New law moves Maine toward lower-cost energy efficient light bulbs

Media Contacts
Johanna Neumann

Senior Director, Campaign for 100% Renewable Energy, Environment America

AUGUSTA, ME – Yesterday, LD 1814, a bill to phase out the sale of mercury-containing fluorescent bulbs in favor of more affordable, energy-efficient, and mercury-free lighting options, became law. A study by the Appliance Standards Awareness Project shows that the bill could lead to $216 million in utility bill savings statewide by 2050. Maine joins Vermont, Rhode Island, California, Colorado, Hawaii, and Oregon as states whose governments have, or are poised to phase out the sale of common fluorescent lighting. District 103’s Representative Art Bell was the legislation’s chief sponsor. The bill became law ten days after it was enacted by both chambers of the legislature.

“This new law will give Mainers the chance to save money, prevent toxic mercury pollution from contaminating our air and water, and reduce climate pollution all at the same time,said Sarah Nichols, Sustainable Maine Director with Natural Resources Council of Maine. “It’s another great example of how what’s great for our environment is great for the health of Maine people and our economy.”
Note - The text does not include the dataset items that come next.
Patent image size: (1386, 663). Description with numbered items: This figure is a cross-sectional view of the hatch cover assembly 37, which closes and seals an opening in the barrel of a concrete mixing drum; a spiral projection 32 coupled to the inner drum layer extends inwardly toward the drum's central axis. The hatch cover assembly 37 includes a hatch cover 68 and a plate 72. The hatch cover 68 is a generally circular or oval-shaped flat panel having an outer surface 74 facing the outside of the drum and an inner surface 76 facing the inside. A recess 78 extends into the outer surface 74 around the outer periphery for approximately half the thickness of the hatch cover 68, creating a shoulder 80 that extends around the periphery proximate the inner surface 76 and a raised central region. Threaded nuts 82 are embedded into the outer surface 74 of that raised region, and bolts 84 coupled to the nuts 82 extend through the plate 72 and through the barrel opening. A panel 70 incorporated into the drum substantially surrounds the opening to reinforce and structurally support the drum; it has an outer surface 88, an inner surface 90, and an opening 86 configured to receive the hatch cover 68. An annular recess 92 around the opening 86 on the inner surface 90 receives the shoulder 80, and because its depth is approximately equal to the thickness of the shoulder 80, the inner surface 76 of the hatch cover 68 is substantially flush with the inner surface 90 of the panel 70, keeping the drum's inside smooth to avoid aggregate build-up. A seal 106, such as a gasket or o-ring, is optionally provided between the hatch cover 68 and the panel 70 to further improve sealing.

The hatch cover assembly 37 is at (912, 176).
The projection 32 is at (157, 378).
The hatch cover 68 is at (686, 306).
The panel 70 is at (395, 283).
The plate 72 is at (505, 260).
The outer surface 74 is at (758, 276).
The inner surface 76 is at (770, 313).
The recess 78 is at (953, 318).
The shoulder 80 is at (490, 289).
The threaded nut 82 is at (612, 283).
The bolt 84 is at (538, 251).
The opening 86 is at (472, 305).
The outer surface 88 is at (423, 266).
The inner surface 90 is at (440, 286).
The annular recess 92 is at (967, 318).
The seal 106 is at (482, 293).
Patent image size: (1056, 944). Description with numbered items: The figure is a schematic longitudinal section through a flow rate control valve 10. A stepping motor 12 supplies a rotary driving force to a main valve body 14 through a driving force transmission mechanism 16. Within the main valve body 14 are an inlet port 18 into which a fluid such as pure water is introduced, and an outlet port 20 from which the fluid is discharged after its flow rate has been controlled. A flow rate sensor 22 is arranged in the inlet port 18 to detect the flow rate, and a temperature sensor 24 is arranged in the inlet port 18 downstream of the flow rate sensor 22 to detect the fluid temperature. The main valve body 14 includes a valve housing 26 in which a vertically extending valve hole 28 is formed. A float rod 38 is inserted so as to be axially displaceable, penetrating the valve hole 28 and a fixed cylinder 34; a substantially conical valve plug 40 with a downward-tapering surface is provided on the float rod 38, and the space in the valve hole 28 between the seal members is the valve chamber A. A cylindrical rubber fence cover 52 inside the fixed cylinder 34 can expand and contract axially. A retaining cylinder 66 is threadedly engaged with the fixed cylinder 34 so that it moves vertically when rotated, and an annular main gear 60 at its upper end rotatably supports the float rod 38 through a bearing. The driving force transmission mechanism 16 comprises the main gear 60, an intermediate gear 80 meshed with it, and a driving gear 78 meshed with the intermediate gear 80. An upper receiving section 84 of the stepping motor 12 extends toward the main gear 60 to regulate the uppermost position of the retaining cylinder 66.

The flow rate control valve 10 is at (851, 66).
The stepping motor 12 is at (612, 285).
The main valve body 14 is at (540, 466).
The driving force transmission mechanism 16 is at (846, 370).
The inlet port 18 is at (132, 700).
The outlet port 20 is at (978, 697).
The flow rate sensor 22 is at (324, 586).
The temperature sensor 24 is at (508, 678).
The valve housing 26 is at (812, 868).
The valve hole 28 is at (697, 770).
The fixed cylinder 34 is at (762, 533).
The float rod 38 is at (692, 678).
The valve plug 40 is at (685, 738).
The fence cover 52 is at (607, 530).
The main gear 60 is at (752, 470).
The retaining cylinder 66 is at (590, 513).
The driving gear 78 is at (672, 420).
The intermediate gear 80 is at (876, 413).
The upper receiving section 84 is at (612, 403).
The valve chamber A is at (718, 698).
According to a 2021 report, fluorescent bulbs release mercury when broken. That means fluorescent bulb breakages in homes, schools and hospitals can cause a potential health risk, particularly for pregnant women, infants and others with chemical sensitivities.

Not only are LED replacement bulbs widely available but because they are designed to be easy, drop-in ready replacements for fluorescents, they will save Maine residents and businesses money year after year, since the LED bulb cuts electricity costs in half. 

“In Maine and across the country, state leaders recognize that we have lighting options that waste less energy,” said Johanna Neumann, Senior Director of the Campaign for 100% Renewable Energy at Environment America. “Advances in technology make it possible to put toxic inefficient lighting in the rear-view mirror.”

Analysis from the Appliance Standards Awareness Project found a typical school could see $24,000 in lifetime savings from transitioning to LEDs. Further, by 2050 Maine could see savings of $216 million in reduced utility bills, and avoid 150,000 metric tons in carbon-dioxide emissions thanks to reduced energy usage.

“Over the course of the last ten years, LEDs have become widely available and cost effective replacements for fluorescent bulbs,” said Josh McClenney, State Policy Associate at the Appliance Standards Awareness Project. “Maine joins a growing number of states that are saving families and small businesses millions on their utility bills by phasing out the sale of these energy wasting bulbs that contain mercury. It’s a common sense policy.”

LEDs have the lowest total cost of ownership in nearly all lighting applications today – that is why the market is already moving away from mercury lighting. It’s also why governments in the United States and abroad are phasing out the sale of fluorescent bulbs. The more states act and the more retailers move away from fluorescent lighting, the greater the chance that the Biden administration will support an international phase-out of all general-purpose fluorescent bulbs by 2025 at the Fifth Meeting of the Conference of the Parties (COP5) of the Minamata Convention on Mercury in October and November of this year in Geneva, Switzerland. 

The new law will begin the phase-out of mercury bulbs in 2026.